Un Livret A, un LDDS ou un LEP rapportent aujourd'hui bien moins que ce fameux plafond des 3 %. La règle a d'ailleurs été confirmée à plusieurs reprises : pour l'épargne et les placements financiers, la CAF applique un rendement théorique de 3 % du capital, quel que soit le taux de rémunération réel des livrets. Autant dire que l'écart entre le fictif et le réel se creuse chaque fois que les taux d'épargne réglementée reculent, ce qui est précisément la tendance de ces derniers mois.

Une nuance mérite d'être posée ici, et elle change beaucoup de choses en pratique. Un jugement du Conseil d'État concernant le RSA a établi que si les capitaux dont dispose un allocataire ont fait l'objet de placements productifs de revenus, seuls ces derniers peuvent être pris en compte, quand bien même le taux d'intérêt de ces placements serait inférieur au taux forfaitaire. Cette jurisprudence, née pour le RSA, s'appuie sur un texte de loi partagé avec l'APL, ce qui laisse penser qu'elle pourrait s'appliquer par analogie, même si aucune décision équivalente et définitive n'a, à ce jour, tranché spécifiquement pour les aides au logement. En clair : la contestation existe, mais elle reste un terrain juridique mouvant, pas une garantie.

Héritage, vente, donation : le signal qu'il faut déclarer sans attendre

Le cas de l'héritage est particulièrement révélateur des angles morts de ce système.
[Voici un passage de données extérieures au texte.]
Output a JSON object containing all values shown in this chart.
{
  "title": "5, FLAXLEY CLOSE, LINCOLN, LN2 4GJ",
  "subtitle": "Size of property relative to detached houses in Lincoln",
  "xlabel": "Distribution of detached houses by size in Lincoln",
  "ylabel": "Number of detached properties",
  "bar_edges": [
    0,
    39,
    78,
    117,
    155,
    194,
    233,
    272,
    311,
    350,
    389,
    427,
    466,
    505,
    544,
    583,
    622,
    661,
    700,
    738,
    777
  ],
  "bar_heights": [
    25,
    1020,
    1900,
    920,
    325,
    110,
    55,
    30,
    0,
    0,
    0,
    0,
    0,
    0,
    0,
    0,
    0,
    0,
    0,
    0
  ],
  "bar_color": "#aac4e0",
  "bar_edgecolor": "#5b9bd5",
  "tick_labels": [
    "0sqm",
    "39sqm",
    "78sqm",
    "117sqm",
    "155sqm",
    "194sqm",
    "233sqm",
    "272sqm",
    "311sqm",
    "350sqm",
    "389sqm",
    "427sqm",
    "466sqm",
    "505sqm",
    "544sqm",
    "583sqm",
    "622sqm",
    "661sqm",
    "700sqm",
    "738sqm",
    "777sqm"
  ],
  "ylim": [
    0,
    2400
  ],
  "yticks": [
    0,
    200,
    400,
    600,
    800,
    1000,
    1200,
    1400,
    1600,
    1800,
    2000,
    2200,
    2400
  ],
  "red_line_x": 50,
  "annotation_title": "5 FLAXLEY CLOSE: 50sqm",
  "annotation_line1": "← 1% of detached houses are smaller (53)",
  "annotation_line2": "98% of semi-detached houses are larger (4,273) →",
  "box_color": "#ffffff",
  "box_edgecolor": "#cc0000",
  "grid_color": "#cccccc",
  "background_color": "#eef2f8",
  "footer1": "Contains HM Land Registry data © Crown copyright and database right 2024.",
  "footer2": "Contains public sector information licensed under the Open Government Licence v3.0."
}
Un capital reçu brutalement fait grimper le patrimoine du jour au lendemain, sans que la personne concernée ait le réflexe de prévenir la CAF avant le contrôle automatique des données fiscales. Les CAF disposent aujourd'hui de recoupements avec l'administration fiscale, et un décalage entre ce qui est déclaré et ce qui apparaît sur les relevés bancaires finit toujours par ressortir, avec un risque de rappel ou de trop-perçu à rembourser plusieurs mois, voire plusieurs années plus tard.

Certaines situations échappent totalement à cette règle du revenu fictif. Les bénéficiaires de l'AAH, de l'AEEH et les résidents en EHPAD ou résidence autonomie sont exonérés de cette règle. Pour tous les autres, la seule marge de manœuvre légale consiste à replacer une partie du capital sur des supports fiscalisés qui génèrent des intérêts réels et traçables, plutôt que de laisser dormir la somme sur un livret réglementé soumis au forfait de 3 %. Une stratégie qui ne supprime pas l'impact sur l'APL, mais qui permet au moins que le calcul se fasse sur des chiffres vérifiables, et non sur une fiction administrative que plus aucun placement d'épargne populaire n'atteint réellement aujourd'hui.